EDIT: Here we are. My first prompt created a CoT so long that it catastrophically forgot the task (but I don't believe I was near 130k — using ollama with fp16 model). I asked one of my test questions with a coding question totally unrelated to what it says:
<QwQ output>
But the problem is in this question. Wait perhaps I'm getting ahead of
myself.
Wait the user hasn't actually provided a specific task yet. Let me check
again.
The initial instruction says:
"Please act as an AI agent that can perform tasks… When responding,
first output a YAML data structure with your proposed action, then wait
for feedback before proceeding."
But perhaps this is part of a system prompt? Wait the user input here
seems to be just "You will be given a problem. Please reason step by
step…" followed by a possible task?
</QwQ>
Note: Ollama "/show info" shows that the context size set is correct.
rvz
The AI race to zero continues to accelerate with downloadable free AI models which have already won the race and destroying closed source frontier AI models.
They are once again getting squeezed in the middle and this is even before Meta releases Llama 4.
dr_dshiv
I love that emphasizing math learning and coding leads to general reasoning skills. Probably works the same in humans, too.
20x smaller than Deep Seek! How small can these go? What kind of hardware can run this?
samstave
>>In the initial stage, we scale RL specifically for math and coding tasks. Rather than relying on traditional reward models, we utilized an accuracy verifier for math problems to ensure the correctness of final solutions and a code execution server to assess whether the generated codes successfully pass predefined test cases
—
They should call this the siphon/sifter model of RL.

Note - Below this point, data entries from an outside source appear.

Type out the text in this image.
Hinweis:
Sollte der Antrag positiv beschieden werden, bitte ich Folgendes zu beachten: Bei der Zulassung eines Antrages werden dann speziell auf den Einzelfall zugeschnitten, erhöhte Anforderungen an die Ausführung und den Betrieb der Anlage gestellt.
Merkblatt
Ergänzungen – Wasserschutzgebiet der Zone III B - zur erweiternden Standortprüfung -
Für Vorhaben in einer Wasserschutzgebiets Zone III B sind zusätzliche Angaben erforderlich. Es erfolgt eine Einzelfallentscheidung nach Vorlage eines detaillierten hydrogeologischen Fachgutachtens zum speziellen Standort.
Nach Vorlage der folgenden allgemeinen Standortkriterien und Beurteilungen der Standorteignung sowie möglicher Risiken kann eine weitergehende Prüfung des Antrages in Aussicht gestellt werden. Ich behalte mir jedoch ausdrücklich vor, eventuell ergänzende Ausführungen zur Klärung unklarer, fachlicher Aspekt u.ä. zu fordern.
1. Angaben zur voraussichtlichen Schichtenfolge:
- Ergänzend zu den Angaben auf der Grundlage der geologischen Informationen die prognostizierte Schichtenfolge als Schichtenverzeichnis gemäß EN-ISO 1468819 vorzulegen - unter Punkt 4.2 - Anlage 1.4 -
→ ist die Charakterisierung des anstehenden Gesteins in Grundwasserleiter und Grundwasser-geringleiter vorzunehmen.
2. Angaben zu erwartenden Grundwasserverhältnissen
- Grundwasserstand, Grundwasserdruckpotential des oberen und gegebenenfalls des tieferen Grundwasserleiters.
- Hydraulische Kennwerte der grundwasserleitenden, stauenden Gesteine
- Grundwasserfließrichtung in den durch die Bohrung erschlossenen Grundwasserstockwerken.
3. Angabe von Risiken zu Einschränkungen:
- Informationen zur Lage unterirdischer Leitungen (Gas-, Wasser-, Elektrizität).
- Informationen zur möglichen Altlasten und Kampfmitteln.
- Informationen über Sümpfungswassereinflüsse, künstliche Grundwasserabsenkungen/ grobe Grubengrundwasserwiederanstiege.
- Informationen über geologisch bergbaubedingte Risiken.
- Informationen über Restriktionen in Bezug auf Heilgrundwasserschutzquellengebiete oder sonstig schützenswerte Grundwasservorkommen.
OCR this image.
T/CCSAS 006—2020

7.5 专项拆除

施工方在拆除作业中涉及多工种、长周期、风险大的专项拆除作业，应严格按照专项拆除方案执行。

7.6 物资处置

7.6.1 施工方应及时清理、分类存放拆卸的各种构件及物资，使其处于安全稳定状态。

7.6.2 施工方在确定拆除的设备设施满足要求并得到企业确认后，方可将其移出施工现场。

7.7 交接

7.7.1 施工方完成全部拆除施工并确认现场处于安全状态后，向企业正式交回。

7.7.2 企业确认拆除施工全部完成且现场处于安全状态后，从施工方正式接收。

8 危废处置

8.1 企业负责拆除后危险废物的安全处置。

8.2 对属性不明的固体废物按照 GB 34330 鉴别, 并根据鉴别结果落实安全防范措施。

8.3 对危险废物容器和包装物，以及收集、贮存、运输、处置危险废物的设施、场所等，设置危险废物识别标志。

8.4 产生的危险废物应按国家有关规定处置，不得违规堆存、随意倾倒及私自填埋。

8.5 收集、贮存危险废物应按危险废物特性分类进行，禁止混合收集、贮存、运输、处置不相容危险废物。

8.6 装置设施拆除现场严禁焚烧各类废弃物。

You siphon only the initial domains, then sift to the solution….
daemonologist
It says "wait" (as in "wait, no, I should do X") so much while reasoning it's almost comical. I also ran into the "catastrophic forgetting" issue that others have reported – it sometimes loses the plot after producing a lot of reasoning tokens.
Overall though quite impressive if you're not in a hurry.
TheArcane
chat.qwenlm.ai has quickly risen to the preferred choice for all my LLM needs. As accurate as Deepseek v3, but without the server issues.
This makes it even better!
dulakian
My informal testing puts it just under Deepseek-R1. Very impressive for 32B. It maybe thinks a bit too much for my taste. In some of my tests the thinking tokens were 10x the size of the final answer. I am eager to test it with function calling over the weekend.